そうそう。その不器用さがまた母性本能をくすぐるのでしょうね。私が世話してあげなきゃと思わせる。もちろん健さんはそれだけじゃなくて、器が大きい。親分や子分のために身をていして組織を守るなど、健さんが演じる役にはあらゆるものが詰まっていると思います。
――西川さんが個人的に見た高倉さんの映画で、お好きなものは?
現代劇では「幸福の黄色いハンカチ」(77年)です。共演(倍賞千恵子、桃井かおり、武田鉄矢、渥美清)もいいですし、映画のもとになったドーンの曲「幸せの黄色いリボン」も良く、印象に残っています。そして、「昭和残俠伝 血染めの唐獅子」(67年)などの任俠(にんきょう)ものは非現実ですけど、かっこいい健さんを見て、自分もあんなふうにかっこよくなれたらいいなと思いました。それから、独立してすぐに撮った「八甲田山」(77年)もすごい映画ですよね。
すごい映画
――コンピューターグラフィックスなしですからね。
しかも延べ3年かかった。八甲田山の寒さに何人か俳優が脱走したんですよね(笑い)。あまりにもつらかったんでしょうね。しかし、健さんはあの雪のなかで何時間も座らずにじっと待っていたという逸話がありますね。

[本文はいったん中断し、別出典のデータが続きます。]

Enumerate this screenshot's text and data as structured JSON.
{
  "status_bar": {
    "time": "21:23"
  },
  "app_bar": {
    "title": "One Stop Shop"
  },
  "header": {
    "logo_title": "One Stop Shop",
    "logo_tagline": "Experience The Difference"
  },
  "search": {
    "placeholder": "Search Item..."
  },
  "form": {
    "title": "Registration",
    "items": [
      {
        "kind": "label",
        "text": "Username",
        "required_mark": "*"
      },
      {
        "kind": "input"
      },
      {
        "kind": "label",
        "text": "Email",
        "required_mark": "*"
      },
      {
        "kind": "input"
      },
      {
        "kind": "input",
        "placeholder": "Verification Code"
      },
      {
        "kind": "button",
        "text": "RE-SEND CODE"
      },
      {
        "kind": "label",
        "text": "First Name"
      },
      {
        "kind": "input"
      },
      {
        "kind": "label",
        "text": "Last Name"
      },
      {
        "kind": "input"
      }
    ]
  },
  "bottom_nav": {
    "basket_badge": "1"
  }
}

――「南極物語」(83年)も本当に南極に行ってますからね。
南極ではすごいブリザードで、死にそうになったと聞きました。想像を絶する撮影ですよね。しかし、命を懸けているから、見る者にものすごく訴える作品になったのではないかと思います。
踊る健さん
――もし、もう一度、205本の作品の編集をしてほしいと言われたら、どうしますか?
一つの仕事を半年もかけてやる経験は初めてだったので達成感がありましたし、皆さんが喜んでくださった反響も届き、独特の歓喜が湧くお仕事でした。ですから、もし2度目があるのでしたら、前回と切り口を変えて作りたいです。前回、使用できずにキープしている部分もありますし、脇の俳優陣にスポットを当てたり、意外な健さんシリーズを作ることもできる。実は健さんは、おどけたシーンも多いんですよ。「ジャコ萬と鉄」(64年)や「網走番外地」(65年)でも踊っていますし。
「追悼特別展」が終わってから3年たちますが、色あせないものは色あせません。今回、自分が編集したものを改めて見たらやっぱり健さんはいいなと感じましたし、もう一度、美術館で見たいですね。
*プログラムピクチャー:日本映画全盛期、大手映画会社の下製作・配給・興行が一体となって、映画会社が決めた上映日程に沿って上映館を指定し上映する形態とそこで上映された映画を指す。